Per certi versi la mossa di Conte è comprensibile: le elezioni europee sono alle porte, e l’occasione per scavalcare il Pd e diventare il primo partito dell’opposizione è troppo ghiotta per lasciarsela sfuggire. E i primi sondaggi dopo gli scandali sembrano dare ragione al leader Cinque Stelle: il vantaggio del Pd si sta riducendo, e potrebbe persino annullarsi (o cambiare di segno) se nuovi scandali dovessero riversarsi sul Partito Democratico, lasciando indenne il suo maggiore alleato.

C’è anche un’altra ragione, tuttavia, meno opportunistica e più politica, che rende non irragionevole la scelta di Conte. Ed è che, in questo momento, la “questione morale” è l’unico terreno su cui i Cinque Stelle hanno qualche possibilità di differenziarsi dal Pd non solo oggi, in occasione delle elezioni europee, ma anche più in là, quando sarà il momento delle elezioni politiche (2027).

E le differenze sulla guerra? si potrebbe obiettare; e quelle sul reddito di cittadinanza?; e quelle sulla magistratura? e quelle sui migranti?

In realtà, oggi nessuna delle classiche differenze fra i due partiti ha qualche consistenza. Sulla guerra, al momento di candidarsi al governo del paese non potranno che assumere un atteggiamento comune, come hanno dovuto fare i partiti di centro-destra, neutralizzando le gravi perplessità di Berlusconi e Salvini.

Sul reddito di cittadinanza, è impensabile che il Pd – dopo aver governato con i Cinque Stelle e difeso a spada tratta il reddito – recuperi le posizioni critiche e anti-assistenziali che aveva un tempo. Sulla magistratura, le intercettazioni, il potere dei giudici, la libertà dei giornalisti, è inevitabile che prevalgano le posizioni giustizialiste dei Cinque stelle, se non altro come antidoto al presunto eccesso di potere della destra. Stesso discorso sui migranti, anche se qui sono stati i Cinque Stelle – scottati dall’esperienza di governo con Salvini – a omologarsi alle posizioni del Pd.

Quanto agli altri grandi temi, ad esempio diritti civili e transizione green, è arduo immaginare anche un solo punto su cui i due partiti siano in grado di differenziarsi in modo significativo.

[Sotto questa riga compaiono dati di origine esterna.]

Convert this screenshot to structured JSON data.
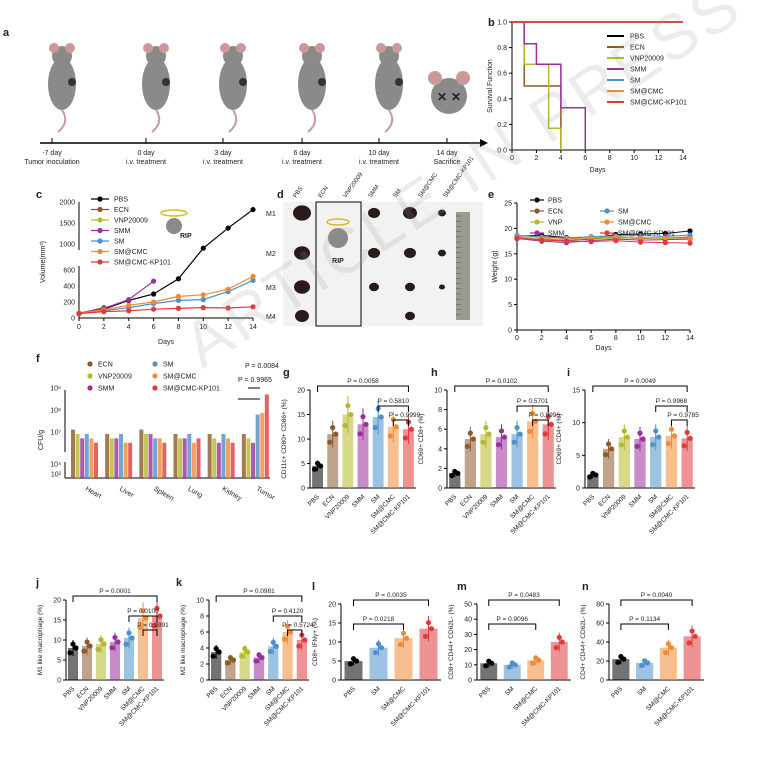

In breve, Pd e Cinque Stelle ormai si somigliano troppo per poter chiedere il voto in base a differenze programmatiche percepibili. E certo non aiuta il fatto che il terzo soggetto del cosiddetto campo largo – l’Alleanza Verdi-Sinistra (AVS) – sia a sua volta un’entità quasi indistinguibile dai due partiti principali della sinistra.

Ecco perché la scelta di Conte ha una sua logica. Con l’avvento di Elly Schlein e la sconfitta dell’ala riformista del Pd, con il convinto ripudio dell’era Renzi, con l’alleanza organica con Landini e la sua Cgil, le tre forze portanti del centro-sinistra – Pd, Cinque Stelle, AVS – hanno perso la capacità di spiegare in che cosa ciascuna di esse è veramente diversa dalle altre. Con un’unica particolarità, tutta a favore dei Cinque Stelle: che loro, almeno, possono provare a riesumare il marchio di fabbrica, “onestà e legalità”.

Resta solo da vedere se gli elettori vorranno prenderli in parola.